How would a jury have reacted if it knew Albert Means 
was not a victim?

That's the question of the week in the long-running soap 
opera that began with the University of Alabama's NCAA 
case and proceeded into courtrooms across the Southeast, 
and where it continues, in various venues, to this day. 
A Memphis Commercial Appeal article has prompted the 
question. In that article in which Lynn Lang, Means' 
former high school coach, claims he provided Means with 
some $60,000 during Means' final two years of high 
school.

The defense team for Logan Young, who was found guilty 
of giving Lang that money so that Means would sign with 
Alabama is, understandably, aghast. They argue, 
plausibly, that a jury might have seen things 
differently, or, at the very least, that Young's 
culpability (and hence any possible jail sentence) is 
greatly mitigated by the fact that Albert Means was no 
victim.

Along the way, Lang also portrayed the recruitment of 
Means as a freewheeling circus in which a lot of teams 
participated, not a corrupt transaction in which there 
was only one culprit. Lang provided the names of a lot 
of schools -- including Tennessee and Arkansas, to name 
the most hypocritical and moralistic of the alleged 
bidders -- along with dollar amounts and a few local 
color details, like the one where an Arkansas coach 
promised to leave $80,000 in a bag under a bridge.

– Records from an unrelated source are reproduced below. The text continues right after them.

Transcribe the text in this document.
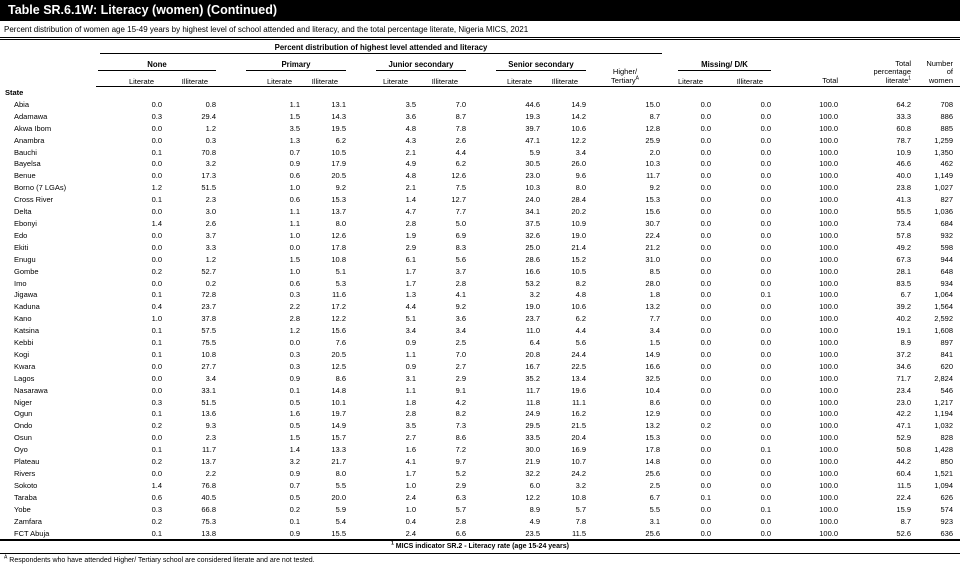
Table SR.6.1W: Literacy (women) (Continued)
Percent distribution of women age 15-49 years by highest level of school attended and literacy, and the total percentage literate, Nigeria MICS, 2021

	Percent distribution of highest level attended and literacy											Total	Total
percentage
literate$^1$	Number
of
women

	None		Primary		Junior secondary		Senior secondary		Higher/
Tertiary$^A$	Missing/ D/K				

	Literate	Illiterate	Literate	Illiterate	Literate	Illiterate	Literate	Illiterate		Literate	Illiterate			
State														
Abia	0.0	0.8	1.1	13.1	3.5	7.0	44.6	14.9	15.0	0.0	0.0	100.0	64.2	708
Adamawa	0.3	29.4	1.5	14.3	3.6	8.7	19.3	14.2	8.7	0.0	0.0	100.0	33.3	886
Akwa Ibom	0.0	1.2	3.5	19.5	4.8	7.8	39.7	10.6	12.8	0.0	0.0	100.0	60.8	885
Anambra	0.0	0.3	1.3	6.2	4.3	2.6	47.1	12.2	25.9	0.0	0.0	100.0	78.7	1,259
Bauchi	0.1	70.8	0.7	10.5	2.1	4.4	5.9	3.4	2.0	0.0	0.0	100.0	10.9	1,350
Bayelsa	0.0	3.2	0.9	17.9	4.9	6.2	30.5	26.0	10.3	0.0	0.0	100.0	46.6	462
Benue	0.0	17.3	0.6	20.5	4.8	12.6	23.0	9.6	11.7	0.0	0.0	100.0	40.0	1,149
Borno (7 LGAs)	1.2	51.5	1.0	9.2	2.1	7.5	10.3	8.0	9.2	0.0	0.0	100.0	23.8	1,027
Cross River	0.1	2.3	0.6	15.3	1.4	12.7	24.0	28.4	15.3	0.0	0.0	100.0	41.3	827
Delta	0.0	3.0	1.1	13.7	4.7	7.7	34.1	20.2	15.6	0.0	0.0	100.0	55.5	1,036
Ebonyi	1.4	2.6	1.1	8.0	2.8	5.0	37.5	10.9	30.7	0.0	0.0	100.0	73.4	684
Edo	0.0	3.7	1.0	12.6	1.9	6.9	32.6	19.0	22.4	0.0	0.0	100.0	57.8	932
Ekiti	0.0	3.3	0.0	17.8	2.9	8.3	25.0	21.4	21.2	0.0	0.0	100.0	49.2	598
Enugu	0.0	1.2	1.5	10.8	6.1	5.6	28.6	15.2	31.0	0.0	0.0	100.0	67.3	944
Gombe	0.2	52.7	1.0	5.1	1.7	3.7	16.6	10.5	8.5	0.0	0.0	100.0	28.1	648
Imo	0.0	0.2	0.6	5.3	1.7	2.8	53.2	8.2	28.0	0.0	0.0	100.0	83.5	934
Jigawa	0.1	72.8	0.3	11.6	1.3	4.1	3.2	4.8	1.8	0.0	0.1	100.0	6.7	1,064
Kaduna	0.4	23.7	2.2	17.2	4.4	9.2	19.0	10.6	13.2	0.0	0.0	100.0	39.2	1,564
Kano	1.0	37.8	2.8	12.2	5.1	3.6	23.7	6.2	7.7	0.0	0.0	100.0	40.2	2,592
Katsina	0.1	57.5	1.2	15.6	3.4	3.4	11.0	4.4	3.4	0.0	0.0	100.0	19.1	1,608
Kebbi	0.1	75.5	0.0	7.6	0.9	2.5	6.4	5.6	1.5	0.0	0.0	100.0	8.9	897
Kogi	0.1	10.8	0.3	20.5	1.1	7.0	20.8	24.4	14.9	0.0	0.0	100.0	37.2	841
Kwara	0.0	27.7	0.3	12.5	0.9	2.7	16.7	22.5	16.6	0.0	0.0	100.0	34.6	620
Lagos	0.0	3.4	0.9	8.6	3.1	2.9	35.2	13.4	32.5	0.0	0.0	100.0	71.7	2,824
Nasarawa	0.0	33.1	0.1	14.8	1.1	9.1	11.7	19.6	10.4	0.0	0.0	100.0	23.4	546
Niger	0.3	51.5	0.5	10.1	1.8	4.2	11.8	11.1	8.6	0.0	0.0	100.0	23.0	1,217
Ogun	0.1	13.6	1.6	19.7	2.8	8.2	24.9	16.2	12.9	0.0	0.0	100.0	42.2	1,194
Ondo	0.2	9.3	0.5	14.9	3.5	7.3	29.5	21.5	13.2	0.2	0.0	100.0	47.1	1,032
Osun	0.0	2.3	1.5	15.7	2.7	8.6	33.5	20.4	15.3	0.0	0.0	100.0	52.9	828
Oyo	0.1	11.7	1.4	13.3	1.6	7.2	30.0	16.9	17.8	0.0	0.1	100.0	50.8	1,428
Plateau	0.2	13.7	3.2	21.7	4.1	9.7	21.9	10.7	14.8	0.0	0.0	100.0	44.2	850
Rivers	0.0	2.2	0.9	8.0	1.7	5.2	32.2	24.2	25.6	0.0	0.0	100.0	60.4	1,521
Sokoto	1.4	76.8	0.7	5.5	1.0	2.9	6.0	3.2	2.5	0.0	0.0	100.0	11.5	1,094
Taraba	0.6	40.5	0.5	20.0	2.4	6.3	12.2	10.8	6.7	0.1	0.0	100.0	22.4	626
Yobe	0.3	66.8	0.2	5.9	1.0	5.7	8.9	5.7	5.5	0.0	0.1	100.0	15.9	574
Zamfara	0.2	75.3	0.1	5.4	0.4	2.8	4.9	7.8	3.1	0.0	0.0	100.0	8.7	923
FCT Abuja	0.1	13.8	0.9	15.5	2.4	6.6	23.5	11.5	25.6	0.0	0.0	100.0	52.6	636
$^1$ MICS indicator SR.2 - Literacy rate (age 15-24 years)
$^A$ Respondents who have attended Higher/ Tertiary school are considered literate and are not tested.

It has even prompted a few regional columnists to 
propose that maybe Means wasn't a victim (gasp!), or 
that the NCAA prosecution of the case was, at best, 
rather selective (double gasp!). Honesty has to get the 
best of modesty here, if only to the extent of saying 
that regular readers of this column have heard all those 
points many times before.

That doesn't diminish the importance of this week's 
revelations for Young, who is fighting to stay out of 
jail. Furthermore, whenever another person steps back 
and takes a fresh look at how the NCAA functions, that's 
a victory. That's a big reason why The Tuscaloosa News 
is fighting to unseal and reveal all the documents in 
the Ronnie Cottrell/Ivy Williams lawsuit. Every piece of 
information contributes to the public's understanding of 
this incredibly complex and still-evolving case.

Quite likely, a redefinition of Means' "victim" status 
would have influenced a Memphis jury in Young's case, a 
case that never belonged in a federal courtroom in the 
first place. But that leads to another question.

How would this information have affected that "other" 
jury -- the NCAA Committee on Infractions?

There are so many subtexts to Alabama's NCAA Infractions 
hearing. There were so many agendas at work, some of 
them known at the time, others that have subsequently 
come to light, and yet others that will be exposed in 
the future. I've yet to see any summary, including the 
one that Cottrell's attorneys filed this week, that 
encompasses everything that happened.

I am convinced, though, that Albert Means as "victim" 
was one of the motivating factors -- not the only one, 
by any means, but a big one -- in the COI's ultimate 
decision. For one thing, it explains one of the more 
inexplicable elements of the whole case: the viper's-venom 
rhetoric directed by committee chairman Thomas Yeager 
towards an institution that had been co-operative beyond 
the point of self-preservation.

Perhaps we are in the tricky territory of the 
sub-conscious here. Probably, every member of the COI 
would deny that the unique history of the University of 
Alabama played a role in its decision-making.

But I do know that the NCAA prides itself on a 
politically "aware" agenda, positioning itself against 
everything from Confederate flags to Indian nicknames. I 
do know that Southern schools are penalized far more 
frequently -- and more severely -- than Eastern and 
Midwestern schools. And I sincerely believe that when 
Alabama sat in the NCAA's peculiar dock of justice, 
there were ghosts sitting there as well, ghosts that 
once stood in the schoolhouse door. They aren't literal 
specters, of course. But that image still lives, and the 
perception of rich, old boosters exploiting a young 
black man -- which is exactly how the story was 
presented to the COI -- made it resonate.

Would a jury have responded differently if it knew the 
case (such as it was) was business as usual in a lot of 
places, not just in the South, but in places like 
Michigan and Ohio as well? It's hard to detect much 
moral difference in Albert Means getting paid off and 
Chris Webber getting paid off. And when the moral 
element is stripped away, would the wrath of any jury, 
even one as agenda-ridden as the Committee on 
Infractions, be quite the same?

This was no crusade. There seem to have been no real 
victims and far more perpetrators than the NCAA was 
willing to prosecute. And as this case as proceeded 
through its long after-life, that has gotten clearer and 
clearer with every fact that has come to light.

Cecil Hurt is sports editor of The Tuscaloosa News.